Mas que poder tem realmente uma história de educar, se guerras continuam a acontecer? Se continuam a ser justificadas por nobres propósitos, enquanto gente comum morre carbonizada, ou tem a casa destruída, ou morre de desnutrição? Nada de novo no front.
Não se faz filmes para parar guerras. Mas ao menos é possível não mostrar a guerra como algo emocionante, agradável de assistir.
Essas histórias não têm muito poder além de oferecer uma alternativa que quebre a mesmice de guerra como uma narrativa heróica. Uma ideia que tenta se impor como única e hegemônica sabemos bem como termina.

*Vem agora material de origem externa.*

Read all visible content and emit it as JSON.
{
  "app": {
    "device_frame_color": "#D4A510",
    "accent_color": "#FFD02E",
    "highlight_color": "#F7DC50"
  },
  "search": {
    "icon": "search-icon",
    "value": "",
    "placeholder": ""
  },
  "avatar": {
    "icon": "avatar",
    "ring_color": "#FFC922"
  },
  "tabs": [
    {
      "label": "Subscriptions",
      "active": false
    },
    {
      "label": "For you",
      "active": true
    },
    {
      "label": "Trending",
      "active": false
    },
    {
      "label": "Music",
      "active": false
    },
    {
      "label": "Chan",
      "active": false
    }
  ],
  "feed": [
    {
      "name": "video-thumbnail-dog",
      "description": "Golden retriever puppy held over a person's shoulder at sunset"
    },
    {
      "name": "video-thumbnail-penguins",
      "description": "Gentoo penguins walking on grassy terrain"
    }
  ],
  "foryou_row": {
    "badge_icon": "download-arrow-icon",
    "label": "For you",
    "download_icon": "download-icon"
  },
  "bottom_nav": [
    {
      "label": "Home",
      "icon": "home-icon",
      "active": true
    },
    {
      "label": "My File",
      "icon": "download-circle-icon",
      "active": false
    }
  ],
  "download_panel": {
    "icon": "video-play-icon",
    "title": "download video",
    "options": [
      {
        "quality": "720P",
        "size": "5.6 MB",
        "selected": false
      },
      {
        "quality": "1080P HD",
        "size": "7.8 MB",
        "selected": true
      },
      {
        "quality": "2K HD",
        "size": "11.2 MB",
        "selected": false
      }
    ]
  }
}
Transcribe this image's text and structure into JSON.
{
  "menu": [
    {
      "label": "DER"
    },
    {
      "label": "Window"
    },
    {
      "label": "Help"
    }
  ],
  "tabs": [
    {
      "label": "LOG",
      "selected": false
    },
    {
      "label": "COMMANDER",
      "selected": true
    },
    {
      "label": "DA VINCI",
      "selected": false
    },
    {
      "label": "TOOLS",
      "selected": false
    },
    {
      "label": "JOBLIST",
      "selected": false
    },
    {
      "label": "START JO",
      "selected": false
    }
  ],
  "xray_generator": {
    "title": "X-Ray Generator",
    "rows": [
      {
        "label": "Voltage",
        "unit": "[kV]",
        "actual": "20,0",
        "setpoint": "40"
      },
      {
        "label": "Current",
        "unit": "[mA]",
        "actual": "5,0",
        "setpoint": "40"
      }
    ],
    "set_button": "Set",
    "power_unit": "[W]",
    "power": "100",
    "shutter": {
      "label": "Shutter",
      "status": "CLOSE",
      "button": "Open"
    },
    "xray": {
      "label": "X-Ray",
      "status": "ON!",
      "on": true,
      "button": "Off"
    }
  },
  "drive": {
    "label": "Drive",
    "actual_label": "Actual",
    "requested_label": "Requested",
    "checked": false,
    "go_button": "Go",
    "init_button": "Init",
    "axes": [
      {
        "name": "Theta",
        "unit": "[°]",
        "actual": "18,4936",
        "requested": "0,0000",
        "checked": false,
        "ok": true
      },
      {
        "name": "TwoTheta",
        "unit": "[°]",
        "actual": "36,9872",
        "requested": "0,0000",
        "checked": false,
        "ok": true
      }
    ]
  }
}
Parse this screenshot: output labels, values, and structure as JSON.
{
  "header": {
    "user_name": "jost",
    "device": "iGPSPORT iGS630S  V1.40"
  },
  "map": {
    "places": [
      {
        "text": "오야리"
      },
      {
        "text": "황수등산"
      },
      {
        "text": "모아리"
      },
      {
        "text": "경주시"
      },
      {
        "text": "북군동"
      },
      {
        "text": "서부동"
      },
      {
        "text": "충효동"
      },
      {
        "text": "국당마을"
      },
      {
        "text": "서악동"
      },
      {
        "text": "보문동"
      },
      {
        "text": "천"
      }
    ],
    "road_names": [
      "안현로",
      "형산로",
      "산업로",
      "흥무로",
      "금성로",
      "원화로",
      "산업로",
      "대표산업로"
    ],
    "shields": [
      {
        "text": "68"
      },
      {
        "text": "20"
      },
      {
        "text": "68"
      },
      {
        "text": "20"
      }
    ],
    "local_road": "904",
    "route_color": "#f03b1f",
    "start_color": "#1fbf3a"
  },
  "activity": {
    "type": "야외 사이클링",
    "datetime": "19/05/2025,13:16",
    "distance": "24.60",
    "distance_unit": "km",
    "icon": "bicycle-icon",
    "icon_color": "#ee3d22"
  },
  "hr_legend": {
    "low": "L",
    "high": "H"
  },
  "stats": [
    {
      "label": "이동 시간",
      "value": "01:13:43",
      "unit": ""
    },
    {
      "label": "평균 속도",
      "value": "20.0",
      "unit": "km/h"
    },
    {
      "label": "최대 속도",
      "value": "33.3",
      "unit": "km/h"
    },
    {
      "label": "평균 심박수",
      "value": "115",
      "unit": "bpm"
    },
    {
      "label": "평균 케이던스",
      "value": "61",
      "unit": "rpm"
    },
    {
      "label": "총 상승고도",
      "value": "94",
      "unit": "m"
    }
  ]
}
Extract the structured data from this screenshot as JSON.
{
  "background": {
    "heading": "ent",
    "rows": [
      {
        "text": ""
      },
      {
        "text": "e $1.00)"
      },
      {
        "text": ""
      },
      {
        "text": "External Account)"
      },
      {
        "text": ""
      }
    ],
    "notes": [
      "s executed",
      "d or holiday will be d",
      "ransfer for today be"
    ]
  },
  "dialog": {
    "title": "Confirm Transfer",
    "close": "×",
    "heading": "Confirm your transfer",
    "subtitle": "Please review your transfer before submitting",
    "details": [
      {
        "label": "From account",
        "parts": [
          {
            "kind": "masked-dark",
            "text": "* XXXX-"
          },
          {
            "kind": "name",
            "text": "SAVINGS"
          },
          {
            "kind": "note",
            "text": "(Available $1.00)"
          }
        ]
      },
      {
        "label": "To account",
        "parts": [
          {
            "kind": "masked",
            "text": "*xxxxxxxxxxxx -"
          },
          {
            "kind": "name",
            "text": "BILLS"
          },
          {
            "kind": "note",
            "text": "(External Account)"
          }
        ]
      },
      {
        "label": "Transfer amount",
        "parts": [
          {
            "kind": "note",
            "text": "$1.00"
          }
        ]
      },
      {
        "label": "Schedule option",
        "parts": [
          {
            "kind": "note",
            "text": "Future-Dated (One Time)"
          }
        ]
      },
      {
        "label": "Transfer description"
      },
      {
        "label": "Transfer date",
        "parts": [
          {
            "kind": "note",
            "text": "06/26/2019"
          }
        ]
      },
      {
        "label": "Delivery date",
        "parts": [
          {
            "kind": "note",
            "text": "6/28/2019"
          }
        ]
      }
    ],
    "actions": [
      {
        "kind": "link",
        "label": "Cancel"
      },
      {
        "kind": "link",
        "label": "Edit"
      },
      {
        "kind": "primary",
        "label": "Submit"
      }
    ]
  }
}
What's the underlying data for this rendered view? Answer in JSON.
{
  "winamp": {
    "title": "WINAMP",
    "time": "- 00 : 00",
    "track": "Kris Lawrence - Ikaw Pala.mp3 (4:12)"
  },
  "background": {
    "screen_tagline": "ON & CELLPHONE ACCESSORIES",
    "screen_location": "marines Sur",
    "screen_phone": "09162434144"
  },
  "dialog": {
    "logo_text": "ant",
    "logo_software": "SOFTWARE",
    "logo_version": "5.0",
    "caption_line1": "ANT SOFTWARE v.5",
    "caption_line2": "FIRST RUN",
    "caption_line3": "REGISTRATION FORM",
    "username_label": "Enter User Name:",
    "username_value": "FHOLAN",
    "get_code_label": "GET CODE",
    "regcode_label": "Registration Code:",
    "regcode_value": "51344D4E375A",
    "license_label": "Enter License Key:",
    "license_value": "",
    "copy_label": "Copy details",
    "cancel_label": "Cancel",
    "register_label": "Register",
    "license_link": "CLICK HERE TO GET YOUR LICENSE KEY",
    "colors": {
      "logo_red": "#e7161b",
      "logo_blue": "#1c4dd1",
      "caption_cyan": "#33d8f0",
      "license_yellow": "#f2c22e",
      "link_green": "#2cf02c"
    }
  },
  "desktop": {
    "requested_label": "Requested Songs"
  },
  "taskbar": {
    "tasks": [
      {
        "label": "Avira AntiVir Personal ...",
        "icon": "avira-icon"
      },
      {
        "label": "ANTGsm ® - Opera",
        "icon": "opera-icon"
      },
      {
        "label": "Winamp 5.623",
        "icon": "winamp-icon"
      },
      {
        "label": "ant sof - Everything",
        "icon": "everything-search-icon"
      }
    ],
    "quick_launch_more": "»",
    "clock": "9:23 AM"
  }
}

“Acho que outra forma de super-heróis serem perigosos é que seus valores parecem se infiltrar no mundo real. Todo mundo quer ser um super-herói. O Elon Musk costumava se vangloriar da ideia de que ele era o Tony Stark da vida real, acredito eu, como seus admiradores o chamavam. Mesmo quando Donald Trump lançou seus tokens não-fungíveis algumas semanas atrás, vi que ele tinha um deles com ele mesmo como super-herói com raios saindo dos olhos, parecendo algo saído de The Boys. O ‘sonho do super-herói’ é algo perigoso, porque essencialmente é fascismo.”